If you don’t want to have a relationship with someone, don’t have a relationship with them.

That is, don’t get any more gifts. Stop feeling obligated. Don’t talk to them.

Gifts do come with a societal obligation, which is why he is trying this tactic.

“, I have thought about it and am not interested attending the church services. Please don’t stop by anymore.”

If he does, contact the organization and say that you have asked not to be contacted anymore but that guy still is.

It’s called grooming and it’s working on you. A gift here, a card there and pretty soon you feel indebted. You need to STOP communicating. STOP being friendly. Groomers rely on your politeness, your sense of guilt.

Wear a hijab next time he comes. That tends to do the trick.

There are these Christian guys on my campus who invite people to go to their church. I’m a Christian myself but I’m not much of a church-goer. The biggest problem is that I can’t interrupt them and say no because I feel like I’m committing a sin, lol.

My son had a BAD experience with a similar group on his campus a couple of years ago. I agree totally with @TytoAlba. They will get more insistent if you are not blunt. My son’s a Christian, by the way, so we’re not anti-Christian.

Yeah, the way I handle these people is by saying I’m an atheist and just keep walking.
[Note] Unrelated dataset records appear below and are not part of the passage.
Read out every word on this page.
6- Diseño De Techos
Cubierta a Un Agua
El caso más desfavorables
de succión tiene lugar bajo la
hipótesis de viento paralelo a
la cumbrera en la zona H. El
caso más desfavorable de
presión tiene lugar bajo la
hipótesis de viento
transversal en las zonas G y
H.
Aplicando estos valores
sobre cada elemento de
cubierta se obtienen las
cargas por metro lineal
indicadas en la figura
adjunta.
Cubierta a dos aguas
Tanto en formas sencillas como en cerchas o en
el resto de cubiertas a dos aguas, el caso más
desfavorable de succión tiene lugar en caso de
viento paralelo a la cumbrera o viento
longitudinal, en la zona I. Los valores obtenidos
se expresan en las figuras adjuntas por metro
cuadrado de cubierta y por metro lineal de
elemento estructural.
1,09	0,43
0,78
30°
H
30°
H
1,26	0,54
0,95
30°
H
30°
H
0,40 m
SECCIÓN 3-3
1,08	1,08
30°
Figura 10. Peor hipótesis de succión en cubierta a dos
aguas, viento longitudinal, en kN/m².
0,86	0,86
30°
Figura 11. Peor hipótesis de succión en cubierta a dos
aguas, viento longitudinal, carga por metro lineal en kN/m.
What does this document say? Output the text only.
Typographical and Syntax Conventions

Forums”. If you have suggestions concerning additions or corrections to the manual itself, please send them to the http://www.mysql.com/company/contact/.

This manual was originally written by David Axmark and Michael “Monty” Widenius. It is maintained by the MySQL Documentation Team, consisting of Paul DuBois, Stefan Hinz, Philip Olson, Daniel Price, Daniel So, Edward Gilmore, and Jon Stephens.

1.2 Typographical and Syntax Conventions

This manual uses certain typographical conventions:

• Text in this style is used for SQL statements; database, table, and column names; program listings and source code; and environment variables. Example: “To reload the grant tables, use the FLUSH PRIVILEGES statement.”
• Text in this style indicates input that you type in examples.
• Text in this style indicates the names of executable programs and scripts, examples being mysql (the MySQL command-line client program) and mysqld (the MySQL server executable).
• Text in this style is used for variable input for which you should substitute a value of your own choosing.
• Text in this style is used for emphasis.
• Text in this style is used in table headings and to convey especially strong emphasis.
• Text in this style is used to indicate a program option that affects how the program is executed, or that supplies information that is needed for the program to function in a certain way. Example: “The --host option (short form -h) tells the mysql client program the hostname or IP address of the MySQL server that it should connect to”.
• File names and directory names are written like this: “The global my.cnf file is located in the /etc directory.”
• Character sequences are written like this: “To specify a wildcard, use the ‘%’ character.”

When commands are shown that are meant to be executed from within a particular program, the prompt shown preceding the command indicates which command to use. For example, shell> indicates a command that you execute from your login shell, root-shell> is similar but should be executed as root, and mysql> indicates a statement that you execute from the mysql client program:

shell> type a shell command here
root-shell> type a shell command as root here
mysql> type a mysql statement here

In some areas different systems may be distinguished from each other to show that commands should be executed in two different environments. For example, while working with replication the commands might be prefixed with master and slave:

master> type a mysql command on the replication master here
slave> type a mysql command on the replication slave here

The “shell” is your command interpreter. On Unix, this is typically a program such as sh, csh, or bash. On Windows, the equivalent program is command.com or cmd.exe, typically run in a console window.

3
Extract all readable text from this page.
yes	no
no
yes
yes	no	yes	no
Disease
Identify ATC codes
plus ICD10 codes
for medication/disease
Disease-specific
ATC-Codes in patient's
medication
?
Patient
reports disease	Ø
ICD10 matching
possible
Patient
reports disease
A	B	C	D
They never chase after me so it works! I don’t have the patience to deal with these kind of people, they always approach people on campus. I’ve lost count how many times they have approached me. We also have crazy protesters that come to our campus and yell at everyone about how we are all going to hell. Plus there is a separate anti abortion group that descends on our campus once a year. My professors and I usually just laugh at them and move on with our day.

We have the same thing here, but one of our protesters is the infamous Brother Dean.

@stugace Yeah that guy is the worst. I never really understood the concept of this approach. I mean I’m pretty sure the percentage of people who convert to Christianity because of these protesters is very slim.

At Wisconsin we used to have Brother Jed and his wife Sister Cindy but I see from his wiki page that he has relocated to the University of Missouri.

Ok so I told him I’m not interested in the group, but he has other “friends” on the floor – so he invites me to casual dinners and what not and still texts me asking if me if I want to go out for casual dinner. I don’t like to be overly aggressive/hostile, so I don’t want to reject a friendship with someone if he genuinely wants one. The problem is I can’t tell if he wants to just be friends or whether he wants to bring in Christianity later. What should I do? Should I tell him to stop texting me? I feel a bit guilty doing that if he isn’t trying to impose Christianity on me.

If you wouldn’t mind continuing the relationship, then you could try hanging out with him on a casual basis as long as you have made your intentions clear. However if you feel that he is still doing this as an attempt to recruit you, you could gently remind him that you don’t want to join the group and excuse yourself from further group activities

Are you interested in spending time with this person or just considering it because you feel guilty? If the answer is the latter, I’d stop all interaction with him . Notify him that you’ve tried to make it clear to him that you do not want any interaction with him, and that if he continues to contact you , you will get campus police involved. After you tell him that, do not engage with him. If he contacts you again, contact campus police. Also, I’d document all of the times he contacts you including gifts etcetera to have if you have to contact campus police . It may take contacting the police to get him to stop.